Stated differently, any ASCII graphic (printing) character other
than the at-sign ("@"), backslash, double quote, comma, or square
brackets may appear without quoting. If any of that list of
excluded characters are to appear, they must be quoted.
So the rule is more or less: most characters can be part of the local part, except for @\",[]
, those must be in-between "
(except of course "
itself, which has to be escaped when in a quoted string).
There are also rules on where and when to quote and how to handle comments, but that's less relevant to your question.
The point here is that many attacks can be part of the local part of an email address, for example:
'/**/OR/**/1=1/**/--/**/@a.a
"<script>alert(1)</script>"@example.com
" onmouseover=alert(1) foo="@example.com
"../../../../../test%00"@example.com
- ...
Attacks possible in the domain part of an Email Address
The exact structure of the domain part can be seen in RFC2822 or RFC5322:
addr-spec = local-part "@" domain
local-part = dot-atom / quoted-string / obs-local-part
domain = dot-atom / domain-literal / obs-domain
domain-literal = [CFWS] "[" *([FWS] dcontent) [FWS] "]" [CFWS]
dcontent = dtext / quoted-pair
dtext = NO-WS-CTL / ; Non white space controls
%d33-90 / ; The rest of the US-ASCII
%d94-126 ; characters not including "[",
; "]", or "\"
Where:
dtext = %d33-90 / ; Printable US-ASCII
%d94-126 / ; characters not including
obs-dtext ; "[", "]", or "\"
You can see that again, most characters are allowed (even non-ascii characters). Possible attacks would be:
a@a.a&a=////etc/passwd
foo@bar(<script>alert(1)</script>).com
foo@'/**/OR/**/1=1/**/--/**/
Conclusion
You can't validate email addresses safely.
Instead, you need to make sure to have proper defenses in place (HTML encoding for XSS, prepared statements for SQL injection, etc).
As defense in depth, you could forbid quoted strings and comments to gain some amount of protection, as these two things allow the most unusual characters and string. But some attacks are still possible, and you will exclude a small amount of users.
If you do need additional input filtering that exceeds the limits of the email format, because you do not trust the rest of your application, you should carefully consider what you do allow and what you do not allow. For example +
is used by gmail to allow filtering incoming emails, so not allowing it may lead users to not sign up. Other characters may be used by other providers for similar functionalities. A first approach might be to only allow alphanum + ! # % * + - = ? ^ _ . | ~
. This would disallow < > ' " ` / $ { } &
, which are characters used in common attacks. Depending on your application, you may want to disallow further characters.

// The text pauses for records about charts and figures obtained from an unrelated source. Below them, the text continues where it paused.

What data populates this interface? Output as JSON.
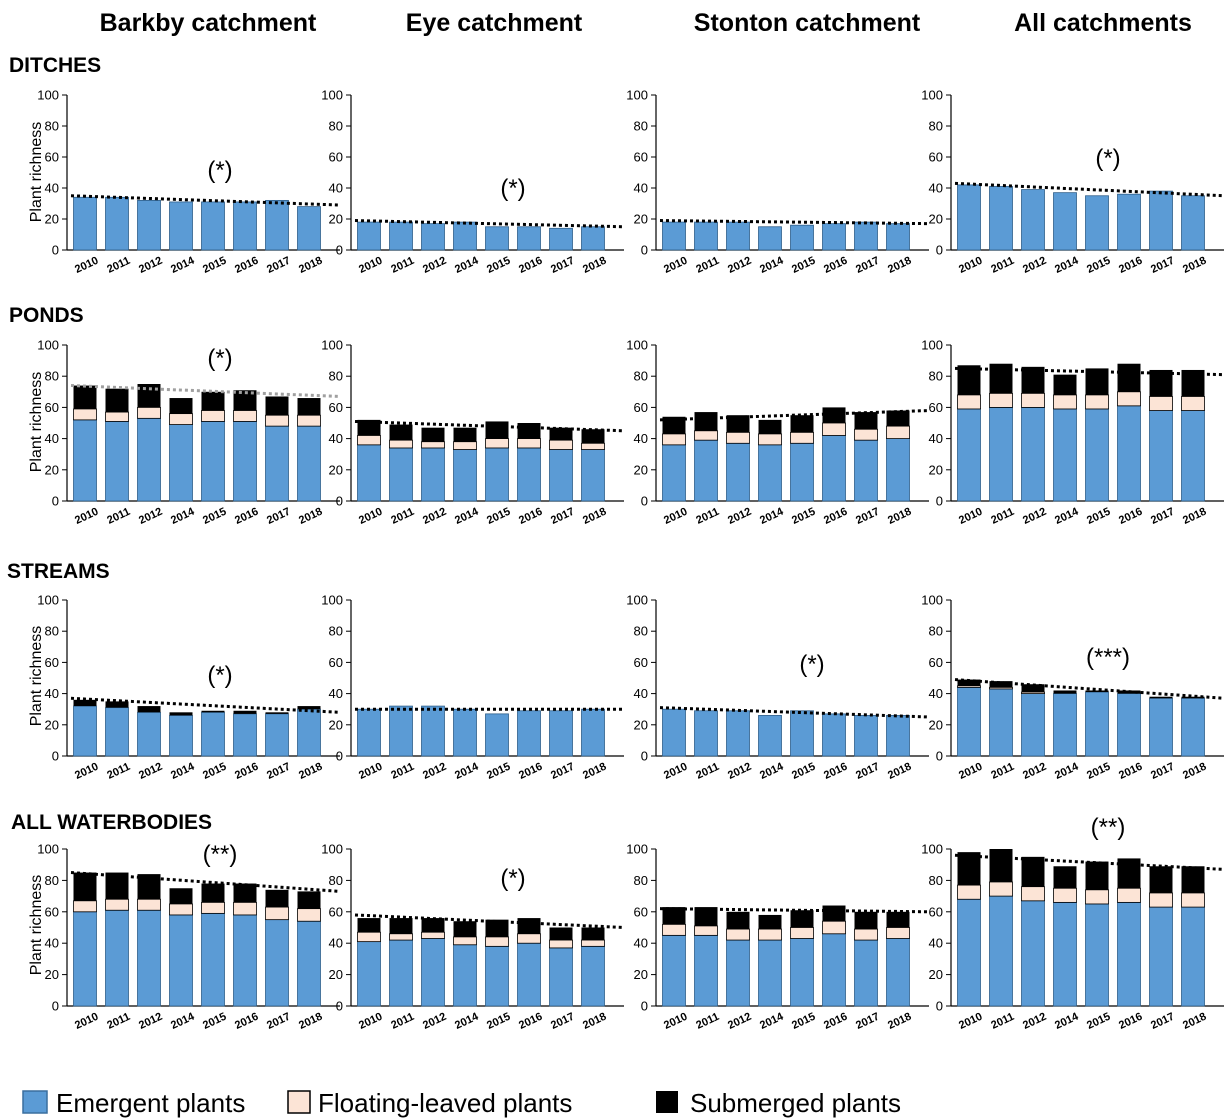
{
  "column_headers": [
    "Barkby catchment",
    "Eye catchment",
    "Stonton catchment",
    "All catchments"
  ],
  "row_headers": [
    "DITCHES",
    "PONDS",
    "STREAMS",
    "ALL WATERBODIES"
  ],
  "y_axis_label": "Plant richness",
  "legend": [
    {
      "label": "Emergent plants",
      "color": "#5b9bd5"
    },
    {
      "label": "Floating-leaved plants",
      "color": "#fce4d6"
    },
    {
      "label": "Submerged plants",
      "color": "#000000"
    }
  ],
  "colors": {
    "emergent": "#5b9bd5",
    "floating": "#fce4d6",
    "submerged": "#000000",
    "trend": "#000000",
    "trend_grey": "#a0a0a0"
  },
  "chart_data": [
    {
      "type": "bar",
      "stacked": true,
      "panel": "Barkby catchment - DITCHES",
      "categories": [
        "2010",
        "2011",
        "2012",
        "2014",
        "2015",
        "2016",
        "2017",
        "2018"
      ],
      "ylim": [
        0,
        100
      ],
      "yticks": [
        0,
        20,
        40,
        60,
        80,
        100
      ],
      "series": [
        {
          "name": "Emergent plants",
          "values": [
            34,
            34,
            32,
            31,
            31,
            31,
            32,
            28
          ]
        },
        {
          "name": "Floating-leaved plants",
          "values": [
            0,
            0,
            0,
            0,
            0,
            0,
            0,
            0
          ]
        },
        {
          "name": "Submerged plants",
          "values": [
            0,
            0,
            0,
            0,
            0,
            0,
            0,
            0
          ]
        }
      ],
      "trendline": [
        35,
        29
      ],
      "trend_color": "black",
      "annotation": "(*)"
    },
    {
      "type": "bar",
      "stacked": true,
      "panel": "Eye catchment - DITCHES",
      "categories": [
        "2010",
        "2011",
        "2012",
        "2014",
        "2015",
        "2016",
        "2017",
        "2018"
      ],
      "ylim": [
        0,
        100
      ],
      "yticks": [
        0,
        20,
        40,
        60,
        80,
        100
      ],
      "series": [
        {
          "name": "Emergent plants",
          "values": [
            18,
            18,
            17,
            18,
            15,
            15,
            14,
            15
          ]
        },
        {
          "name": "Floating-leaved plants",
          "values": [
            0,
            0,
            0,
            0,
            0,
            0,
            0,
            0
          ]
        },
        {
          "name": "Submerged plants",
          "values": [
            0,
            0,
            0,
            0,
            0,
            0,
            0,
            0
          ]
        }
      ],
      "trendline": [
        19,
        15
      ],
      "trend_color": "black",
      "annotation": "(*)"
    },
    {
      "type": "bar",
      "stacked": true,
      "panel": "Stonton catchment - DITCHES",
      "categories": [
        "2010",
        "2011",
        "2012",
        "2014",
        "2015",
        "2016",
        "2017",
        "2018"
      ],
      "ylim": [
        0,
        100
      ],
      "yticks": [
        0,
        20,
        40,
        60,
        80,
        100
      ],
      "series": [
        {
          "name": "Emergent plants",
          "values": [
            18,
            18,
            18,
            15,
            16,
            17,
            18,
            17
          ]
        },
        {
          "name": "Floating-leaved plants",
          "values": [
            0,
            0,
            0,
            0,
            0,
            0,
            0,
            0
          ]
        },
        {
          "name": "Submerged plants",
          "values": [
            0,
            0,
            0,
            0,
            0,
            0,
            0,
            0
          ]
        }
      ],
      "trendline": [
        19,
        17
      ],
      "trend_color": "black",
      "annotation": ""
    },
    {
      "type": "bar",
      "stacked": true,
      "panel": "All catchments - DITCHES",
      "categories": [
        "2010",
        "2011",
        "2012",
        "2014",
        "2015",
        "2016",
        "2017",
        "2018"
      ],
      "ylim": [
        0,
        100
      ],
      "yticks": [
        0,
        20,
        40,
        60,
        80,
        100
      ],
      "series": [
        {
          "name": "Emergent plants",
          "values": [
            42,
            41,
            39,
            37,
            35,
            36,
            38,
            35
          ]
        },
        {
          "name": "Floating-leaved plants",
          "values": [
            0,
            0,
            0,
            0,
            0,
            0,
            0,
            0
          ]
        },
        {
          "name": "Submerged plants",
          "values": [
            0,
            0,
            0,
            0,
            0,
            0,
            0,
            0
          ]
        }
      ],
      "trendline": [
        43,
        35
      ],
      "trend_color": "black",
      "annotation": "(*)"
    },
    {
      "type": "bar",
      "stacked": true,
      "panel": "Barkby catchment - PONDS",
      "categories": [
        "2010",
        "2011",
        "2012",
        "2014",
        "2015",
        "2016",
        "2017",
        "2018"
      ],
      "ylim": [
        0,
        100
      ],
      "yticks": [
        0,
        20,
        40,
        60,
        80,
        100
      ],
      "series": [
        {
          "name": "Emergent plants",
          "values": [
            52,
            51,
            53,
            49,
            51,
            51,
            48,
            48
          ]
        },
        {
          "name": "Floating-leaved plants",
          "values": [
            7,
            6,
            7,
            7,
            7,
            7,
            7,
            7
          ]
        },
        {
          "name": "Submerged plants",
          "values": [
            15,
            15,
            15,
            10,
            12,
            13,
            12,
            11
          ]
        }
      ],
      "trendline": [
        74,
        67
      ],
      "trend_color": "grey",
      "annotation": "(*)"
    },
    {
      "type": "bar",
      "stacked": true,
      "panel": "Eye catchment - PONDS",
      "categories": [
        "2010",
        "2011",
        "2012",
        "2014",
        "2015",
        "2016",
        "2017",
        "2018"
      ],
      "ylim": [
        0,
        100
      ],
      "yticks": [
        0,
        20,
        40,
        60,
        80,
        100
      ],
      "series": [
        {
          "name": "Emergent plants",
          "values": [
            36,
            34,
            34,
            33,
            34,
            34,
            33,
            33
          ]
        },
        {
          "name": "Floating-leaved plants",
          "values": [
            6,
            5,
            4,
            5,
            6,
            6,
            6,
            4
          ]
        },
        {
          "name": "Submerged plants",
          "values": [
            10,
            10,
            9,
            9,
            11,
            10,
            8,
            9
          ]
        }
      ],
      "trendline": [
        51,
        45
      ],
      "trend_color": "black",
      "annotation": ""
    },
    {
      "type": "bar",
      "stacked": true,
      "panel": "Stonton catchment - PONDS",
      "categories": [
        "2010",
        "2011",
        "2012",
        "2014",
        "2015",
        "2016",
        "2017",
        "2018"
      ],
      "ylim": [
        0,
        100
      ],
      "yticks": [
        0,
        20,
        40,
        60,
        80,
        100
      ],
      "series": [
        {
          "name": "Emergent plants",
          "values": [
            36,
            39,
            37,
            36,
            37,
            42,
            39,
            40
          ]
        },
        {
          "name": "Floating-leaved plants",
          "values": [
            7,
            6,
            7,
            7,
            7,
            8,
            7,
            8
          ]
        },
        {
          "name": "Submerged plants",
          "values": [
            11,
            12,
            11,
            9,
            11,
            10,
            11,
            10
          ]
        }
      ],
      "trendline": [
        52,
        58
      ],
      "trend_color": "black",
      "annotation": ""
    },
    {
      "type": "bar",
      "stacked": true,
      "panel": "All catchments - PONDS",
      "categories": [
        "2010",
        "2011",
        "2012",
        "2014",
        "2015",
        "2016",
        "2017",
        "2018"
      ],
      "ylim": [
        0,
        100
      ],
      "yticks": [
        0,
        20,
        40,
        60,
        80,
        100
      ],
      "series": [
        {
          "name": "Emergent plants",
          "values": [
            59,
            60,
            60,
            59,
            59,
            61,
            58,
            58
          ]
        },
        {
          "name": "Floating-leaved plants",
          "values": [
            9,
            9,
            9,
            9,
            9,
            9,
            9,
            9
          ]
        },
        {
          "name": "Submerged plants",
          "values": [
            19,
            19,
            17,
            13,
            17,
            18,
            17,
            17
          ]
        }
      ],
      "trendline": [
        85,
        81
      ],
      "trend_color": "black",
      "annotation": ""
    },
    {
      "type": "bar",
      "stacked": true,
      "panel": "Barkby catchment - STREAMS",
      "categories": [
        "2010",
        "2011",
        "2012",
        "2014",
        "2015",
        "2016",
        "2017",
        "2018"
      ],
      "ylim": [
        0,
        100
      ],
      "yticks": [
        0,
        20,
        40,
        60,
        80,
        100
      ],
      "series": [
        {
          "name": "Emergent plants",
          "values": [
            32,
            31,
            28,
            26,
            28,
            27,
            27,
            30
          ]
        },
        {
          "name": "Floating-leaved plants",
          "values": [
            0,
            0,
            0,
            0,
            0,
            0,
            0,
            0
          ]
        },
        {
          "name": "Submerged plants",
          "values": [
            4,
            4,
            4,
            2,
            1,
            2,
            1,
            2
          ]
        }
      ],
      "trendline": [
        37,
        28
      ],
      "trend_color": "black",
      "annotation": "(*)"
    },
    {
      "type": "bar",
      "stacked": true,
      "panel": "Eye catchment - STREAMS",
      "categories": [
        "2010",
        "2011",
        "2012",
        "2014",
        "2015",
        "2016",
        "2017",
        "2018"
      ],
      "ylim": [
        0,
        100
      ],
      "yticks": [
        0,
        20,
        40,
        60,
        80,
        100
      ],
      "series": [
        {
          "name": "Emergent plants",
          "values": [
            30,
            32,
            32,
            30,
            27,
            29,
            29,
            30
          ]
        },
        {
          "name": "Floating-leaved plants",
          "values": [
            0,
            0,
            0,
            0,
            0,
            0,
            0,
            0
          ]
        },
        {
          "name": "Submerged plants",
          "values": [
            0,
            0,
            0,
            0,
            0,
            0,
            0,
            0
          ]
        }
      ],
      "trendline": [
        30,
        30
      ],
      "trend_color": "black",
      "annotation": ""
    },
    {
      "type": "bar",
      "stacked": true,
      "panel": "Stonton catchment - STREAMS",
      "categories": [
        "2010",
        "2011",
        "2012",
        "2014",
        "2015",
        "2016",
        "2017",
        "2018"
      ],
      "ylim": [
        0,
        100
      ],
      "yticks": [
        0,
        20,
        40,
        60,
        80,
        100
      ],
      "series": [
        {
          "name": "Emergent plants",
          "values": [
            30,
            29,
            29,
            26,
            29,
            27,
            26,
            26
          ]
        },
        {
          "name": "Floating-leaved plants",
          "values": [
            0,
            0,
            0,
            0,
            0,
            0,
            0,
            0
          ]
        },
        {
          "name": "Submerged plants",
          "values": [
            0,
            0,
            0,
            0,
            0,
            0,
            0,
            0
          ]
        }
      ],
      "trendline": [
        31,
        25
      ],
      "trend_color": "black",
      "annotation": "(*)"
    },
    {
      "type": "bar",
      "stacked": true,
      "panel": "All catchments - STREAMS",
      "categories": [
        "2010",
        "2011",
        "2012",
        "2014",
        "2015",
        "2016",
        "2017",
        "2018"
      ],
      "ylim": [
        0,
        100
      ],
      "yticks": [
        0,
        20,
        40,
        60,
        80,
        100
      ],
      "series": [
        {
          "name": "Emergent plants",
          "values": [
            44,
            43,
            40,
            40,
            41,
            40,
            37,
            37
          ]
        },
        {
          "name": "Floating-leaved plants",
          "values": [
            1,
            1,
            1,
            0,
            0,
            0,
            0,
            0
          ]
        },
        {
          "name": "Submerged plants",
          "values": [
            4,
            4,
            5,
            2,
            1,
            2,
            1,
            1
          ]
        }
      ],
      "trendline": [
        49,
        37
      ],
      "trend_color": "black",
      "annotation": "(***)"
    },
    {
      "type": "bar",
      "stacked": true,
      "panel": "Barkby catchment - ALL WATERBODIES",
      "categories": [
        "2010",
        "2011",
        "2012",
        "2014",
        "2015",
        "2016",
        "2017",
        "2018"
      ],
      "ylim": [
        0,
        100
      ],
      "yticks": [
        0,
        20,
        40,
        60,
        80,
        100
      ],
      "series": [
        {
          "name": "Emergent plants",
          "values": [
            60,
            61,
            61,
            58,
            59,
            58,
            55,
            54
          ]
        },
        {
          "name": "Floating-leaved plants",
          "values": [
            7,
            7,
            7,
            7,
            7,
            8,
            8,
            8
          ]
        },
        {
          "name": "Submerged plants",
          "values": [
            18,
            17,
            16,
            10,
            12,
            12,
            11,
            11
          ]
        }
      ],
      "trendline": [
        85,
        73
      ],
      "trend_color": "black",
      "annotation": "(**)"
    },
    {
      "type": "bar",
      "stacked": true,
      "panel": "Eye catchment - ALL WATERBODIES",
      "categories": [
        "2010",
        "2011",
        "2012",
        "2014",
        "2015",
        "2016",
        "2017",
        "2018"
      ],
      "ylim": [
        0,
        100
      ],
      "yticks": [
        0,
        20,
        40,
        60,
        80,
        100
      ],
      "series": [
        {
          "name": "Emergent plants",
          "values": [
            41,
            42,
            43,
            39,
            38,
            40,
            37,
            38
          ]
        },
        {
          "name": "Floating-leaved plants",
          "values": [
            6,
            4,
            4,
            5,
            6,
            6,
            5,
            4
          ]
        },
        {
          "name": "Submerged plants",
          "values": [
            9,
            10,
            9,
            10,
            11,
            10,
            8,
            8
          ]
        }
      ],
      "trendline": [
        58,
        50
      ],
      "trend_color": "black",
      "annotation": "(*)"
    },
    {
      "type": "bar",
      "stacked": true,
      "panel": "Stonton catchment - ALL WATERBODIES",
      "categories": [
        "2010",
        "2011",
        "2012",
        "2014",
        "2015",
        "2016",
        "2017",
        "2018"
      ],
      "ylim": [
        0,
        100
      ],
      "yticks": [
        0,
        20,
        40,
        60,
        80,
        100
      ],
      "series": [
        {
          "name": "Emergent plants",
          "values": [
            45,
            45,
            42,
            42,
            43,
            46,
            42,
            43
          ]
        },
        {
          "name": "Floating-leaved plants",
          "values": [
            7,
            6,
            7,
            7,
            7,
            8,
            7,
            7
          ]
        },
        {
          "name": "Submerged plants",
          "values": [
            11,
            12,
            11,
            9,
            11,
            10,
            11,
            10
          ]
        }
      ],
      "trendline": [
        62,
        60
      ],
      "trend_color": "black",
      "annotation": ""
    },
    {
      "type": "bar",
      "stacked": true,
      "panel": "All catchments - ALL WATERBODIES",
      "categories": [
        "2010",
        "2011",
        "2012",
        "2014",
        "2015",
        "2016",
        "2017",
        "2018"
      ],
      "ylim": [
        0,
        100
      ],
      "yticks": [
        0,
        20,
        40,
        60,
        80,
        100
      ],
      "series": [
        {
          "name": "Emergent plants",
          "values": [
            68,
            70,
            67,
            66,
            65,
            66,
            63,
            63
          ]
        },
        {
          "name": "Floating-leaved plants",
          "values": [
            9,
            9,
            9,
            9,
            9,
            9,
            9,
            9
          ]
        },
        {
          "name": "Submerged plants",
          "values": [
            21,
            21,
            19,
            14,
            18,
            19,
            17,
            17
          ]
        }
      ],
      "trendline": [
        96,
        87
      ],
      "trend_color": "black",
      "annotation": "(**)"
    }
  ]
}
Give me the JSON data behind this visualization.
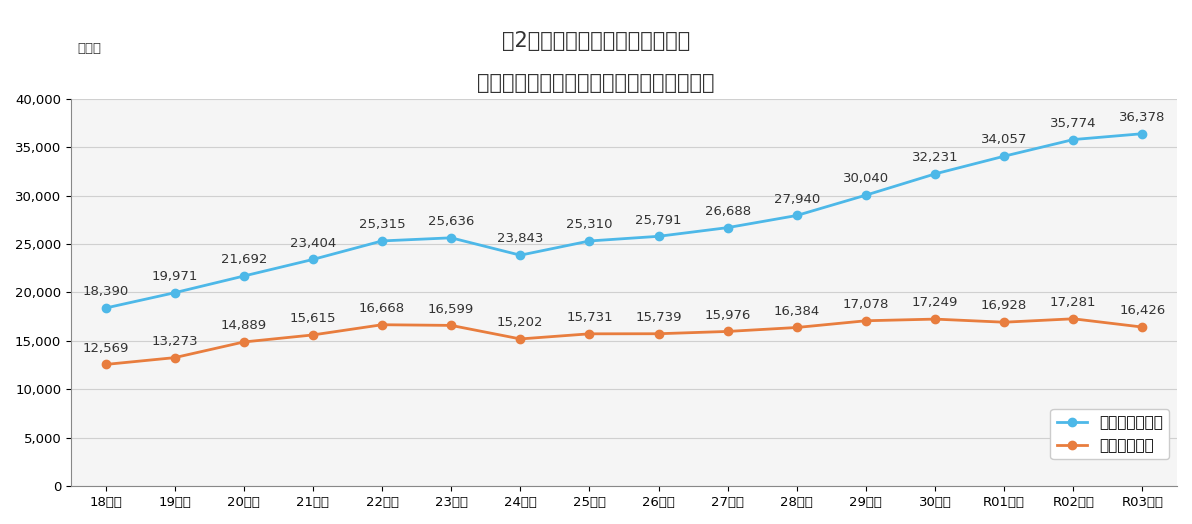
{
  "title_line1": "図2　養護者による高齢者虐待の",
  "title_line2": "　　相談・通報件数と虐待判断件数の推移",
  "ylabel_unit": "（件）",
  "categories": [
    "18年度",
    "19年度",
    "20年度",
    "21年度",
    "22年度",
    "23年度",
    "24年度",
    "25年度",
    "26年度",
    "27年度",
    "28年度",
    "29年度",
    "30年度",
    "R01年度",
    "R02年度",
    "R03年度"
  ],
  "series1_label": "相談・通報件数",
  "series1_values": [
    18390,
    19971,
    21692,
    23404,
    25315,
    25636,
    23843,
    25310,
    25791,
    26688,
    27940,
    30040,
    32231,
    34057,
    35774,
    36378
  ],
  "series1_color": "#4db8e8",
  "series2_label": "虐待判断件数",
  "series2_values": [
    12569,
    13273,
    14889,
    15615,
    16668,
    16599,
    15202,
    15731,
    15739,
    15976,
    16384,
    17078,
    17249,
    16928,
    17281,
    16426
  ],
  "series2_color": "#e87d3e",
  "ylim": [
    0,
    40000
  ],
  "yticks": [
    0,
    5000,
    10000,
    15000,
    20000,
    25000,
    30000,
    35000,
    40000
  ],
  "bg_color": "#ffffff",
  "plot_bg_color": "#f5f5f5",
  "grid_color": "#d0d0d0",
  "title_fontsize": 15,
  "label_fontsize": 9.5,
  "tick_fontsize": 9.5,
  "legend_fontsize": 11
}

And as you mentioned RFC822: It is a bit outdated (it's from 1982), but even it allows for quoted strings and comments, so just saying that you only accept RFC822 compliant addresses would not only not be practical, but also not work.
Also, are you checking your emails client-side? The JS code gives that impression. An attacker could just bypass client-side checks.